One of the victims was Saqib Hussain, 21, who met Ansreen online about three years before his death – he was then 18, but he lied and told her he was 27.
The pair began a sexual relationship, meeting up in hotels in Birmingham and London, and he would frequently send gifts to the house where she lived with her husband, her son and Mahek.
When the case first went to trial in 2022, before it was abandoned due to a “jury irregularity”, Ansreen claimed her relationship with Hussain was a one-off mistake.
However, before the retrial, police were able to access Hussain’s iCloud account and discovered photos and videos proving the pair had met multiple times over several years. Ansreen said she had lied previously to try to protect her marriage.
She claimed that she had tried to end the relationship multiple times, but that Hussain would not accept her decision, and threatened to expose their affair to her husband and son with intimate photos and videos.

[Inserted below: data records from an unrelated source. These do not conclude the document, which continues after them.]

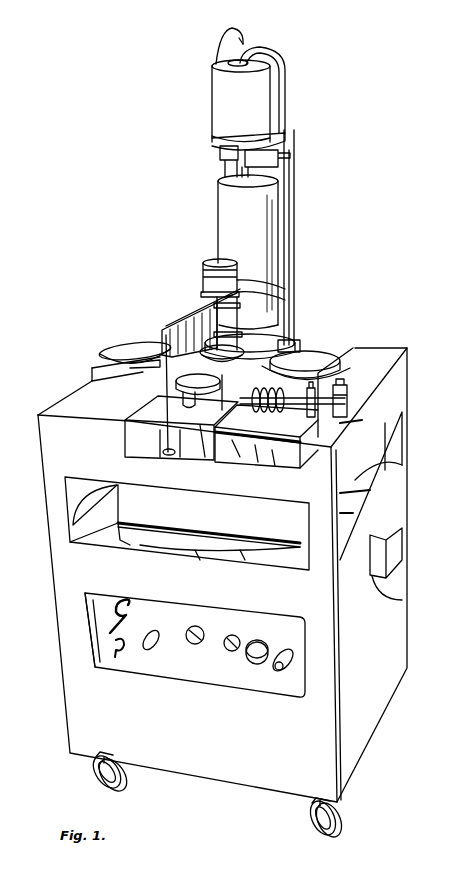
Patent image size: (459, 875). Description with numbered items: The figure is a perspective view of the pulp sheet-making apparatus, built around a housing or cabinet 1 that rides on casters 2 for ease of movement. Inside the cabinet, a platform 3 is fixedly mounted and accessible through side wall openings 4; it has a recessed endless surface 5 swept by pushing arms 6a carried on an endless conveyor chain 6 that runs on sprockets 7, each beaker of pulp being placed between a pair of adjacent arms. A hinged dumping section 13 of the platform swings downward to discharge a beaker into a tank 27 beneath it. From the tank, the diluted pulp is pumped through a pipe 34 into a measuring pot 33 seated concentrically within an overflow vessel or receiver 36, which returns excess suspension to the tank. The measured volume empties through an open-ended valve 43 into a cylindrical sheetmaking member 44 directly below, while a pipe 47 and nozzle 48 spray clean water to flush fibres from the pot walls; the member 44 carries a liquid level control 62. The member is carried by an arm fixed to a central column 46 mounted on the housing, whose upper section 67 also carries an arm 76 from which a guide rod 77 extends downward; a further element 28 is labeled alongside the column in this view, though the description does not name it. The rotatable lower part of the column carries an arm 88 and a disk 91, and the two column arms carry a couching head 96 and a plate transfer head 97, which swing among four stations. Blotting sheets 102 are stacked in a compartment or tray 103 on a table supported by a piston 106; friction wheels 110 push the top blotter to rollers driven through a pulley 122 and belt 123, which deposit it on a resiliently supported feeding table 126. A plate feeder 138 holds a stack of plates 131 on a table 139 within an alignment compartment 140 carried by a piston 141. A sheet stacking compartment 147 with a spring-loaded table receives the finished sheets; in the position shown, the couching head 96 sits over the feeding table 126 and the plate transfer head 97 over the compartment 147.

The housing or cabinet 1 is at (400, 352).
The casters 2 is at (103, 777).
The platform 3 is at (190, 548).
The side wall openings 4 is at (386, 442).
The recessed endless surface 5 is at (235, 549).
The chain 6 is at (75, 545).
The pushing arms 6a is at (118, 545).
The sprockets 7 is at (110, 515).
The dumping section 13 is at (395, 462).
The tank 27 is at (395, 513).
The rod 28 is at (282, 176).
The measuring pot 33 is at (235, 62).
The pipe 34 is at (287, 96).
The overflow vessel or receiver 36 is at (212, 97).
The open-ended valve 43 is at (255, 285).
The cylindrical sheetmaking member 44 is at (218, 222).
The central column 46 is at (295, 228).
The pipe 47 is at (238, 30).
The nozzle 48 is at (246, 42).
The liquid level control 62 is at (226, 170).
The upper column section 67 is at (195, 283).
The arm 76 is at (195, 305).
The guide rod 77 is at (180, 384).
The arm 88 is at (300, 345).
The disk 91 is at (238, 328).
The couching head 96 is at (130, 346).
The plate transfer head 97 is at (322, 354).
The blotting sheets 102 is at (235, 445).
The compartment or tray 103 is at (278, 470).
The piston 106 is at (258, 450).
The friction wheels 110 is at (268, 402).
The pulley 122 is at (316, 390).
The belt 123 is at (348, 402).
The feeding table 126 is at (345, 362).
The plates 131 is at (176, 392).
The plate feeder 138 is at (150, 438).
The table 139 is at (160, 432).
The compartment 140 is at (180, 440).
The piston 141 is at (203, 440).
The sheet stacking compartment 147 is at (98, 363).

Mahek said she had been upset and angry with her mother when she found out about the affair. She had a strong personal dislike of Hussain, claiming that at one point he had posted images online of her face superimposed on a naked body.

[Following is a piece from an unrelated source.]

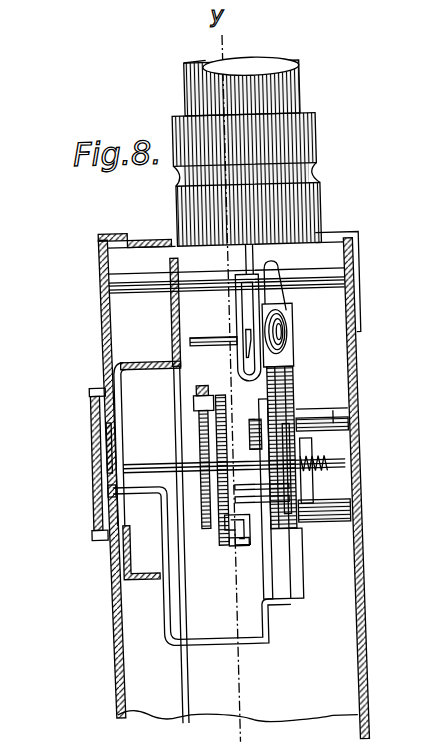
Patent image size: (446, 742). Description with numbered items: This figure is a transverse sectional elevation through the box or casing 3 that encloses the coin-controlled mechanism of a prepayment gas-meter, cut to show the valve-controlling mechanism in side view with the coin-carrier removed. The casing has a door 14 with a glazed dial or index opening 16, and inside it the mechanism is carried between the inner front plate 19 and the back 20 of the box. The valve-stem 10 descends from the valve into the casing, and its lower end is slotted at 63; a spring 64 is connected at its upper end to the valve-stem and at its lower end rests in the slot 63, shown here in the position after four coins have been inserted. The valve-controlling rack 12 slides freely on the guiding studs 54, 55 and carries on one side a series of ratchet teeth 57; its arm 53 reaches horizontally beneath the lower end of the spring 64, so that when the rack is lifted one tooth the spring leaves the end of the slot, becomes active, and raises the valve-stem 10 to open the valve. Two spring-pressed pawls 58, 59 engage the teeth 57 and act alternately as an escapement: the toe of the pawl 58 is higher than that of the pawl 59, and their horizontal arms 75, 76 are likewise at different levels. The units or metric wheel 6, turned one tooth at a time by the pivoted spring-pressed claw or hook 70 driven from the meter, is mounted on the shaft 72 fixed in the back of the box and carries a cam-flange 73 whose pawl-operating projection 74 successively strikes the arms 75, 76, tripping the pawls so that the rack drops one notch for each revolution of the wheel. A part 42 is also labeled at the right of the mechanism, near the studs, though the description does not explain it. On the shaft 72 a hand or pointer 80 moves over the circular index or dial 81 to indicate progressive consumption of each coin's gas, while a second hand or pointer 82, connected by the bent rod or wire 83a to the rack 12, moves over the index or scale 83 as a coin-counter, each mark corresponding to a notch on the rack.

“He was a manipulative person and he was just pure nasty,” she told the court, adding that he was “basically narcissistic” and “a stalker”.

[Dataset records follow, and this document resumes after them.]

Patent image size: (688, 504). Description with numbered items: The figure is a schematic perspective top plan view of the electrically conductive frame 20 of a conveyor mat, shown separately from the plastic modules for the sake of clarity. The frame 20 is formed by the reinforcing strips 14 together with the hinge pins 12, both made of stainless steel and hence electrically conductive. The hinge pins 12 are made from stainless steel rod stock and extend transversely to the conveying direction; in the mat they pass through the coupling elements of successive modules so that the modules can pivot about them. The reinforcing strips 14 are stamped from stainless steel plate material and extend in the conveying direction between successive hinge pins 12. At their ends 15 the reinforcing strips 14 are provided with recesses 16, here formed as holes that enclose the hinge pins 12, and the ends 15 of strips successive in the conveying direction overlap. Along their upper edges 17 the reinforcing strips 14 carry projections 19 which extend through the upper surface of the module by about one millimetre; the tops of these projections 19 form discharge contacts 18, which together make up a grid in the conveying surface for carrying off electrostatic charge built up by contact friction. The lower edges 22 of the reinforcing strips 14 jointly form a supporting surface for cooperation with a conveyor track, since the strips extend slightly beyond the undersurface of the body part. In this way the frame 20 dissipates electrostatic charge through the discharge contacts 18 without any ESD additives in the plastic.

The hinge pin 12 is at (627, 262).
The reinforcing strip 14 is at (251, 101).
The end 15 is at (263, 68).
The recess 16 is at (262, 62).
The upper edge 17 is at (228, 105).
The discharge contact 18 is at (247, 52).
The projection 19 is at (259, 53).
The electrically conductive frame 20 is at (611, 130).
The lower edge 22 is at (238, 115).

The court was read an extract of dozens of messages Hussain sent to Ansreen before his death, in which he repeatedly threatened to come to her house, and said things such as “you’re pissing me off more and more by ignoring me”, “I will do something you’re gonna regret” and “I’m a crazy bastard”.
Messages show Hussain was demanding a sum of £3,000 he claimed he had spent on Ansreen over the course of their relationship. Mahek contacted her longtime friend Rekan Karwan, she claimed, to sort out the money.
The prosecution alleged the group actually concocted a plot to kill or seriously injure Hussain, luring him to a Tesco car park in Leicester late at night where Karwan and his friends waited wearing balaclavas and carrying at least one weapon: a wheel brace.
The plan went wrong when Hussain, driven by his friend Mohammed Hashim Ijazuddin, 21, suspected something was up and drove off, closely pursued by two cars containing Mahek, Ansreen, Karwan and five others drafted in to help.
Driving out of Leicester, the cars reached speeds of up to 100mph before Hussain’s car was shunted off the road, hitting a tree and bursting into flames.
Ansreen and Mahek both stuck to the story that the car had simply lost control, and that they had been pursuing Hussain in hope that he would agree to sit down and talk to them.
But it was clear that the group had worked together after the crash to hide their involvement. When police came to the Bukhari family home to make arrests, Mahek told them she and her mother had driven to Nottingham, not Leicester.
She lied to police about her phone password so they were unable to access her messages, but she sent a message to her mother in which she said Karwan had instructed them to tell police they were the only two people in the car at the time.
It was these lies that led to the pair becoming unstuck and ultimately convicted of murder alongside their accomplices.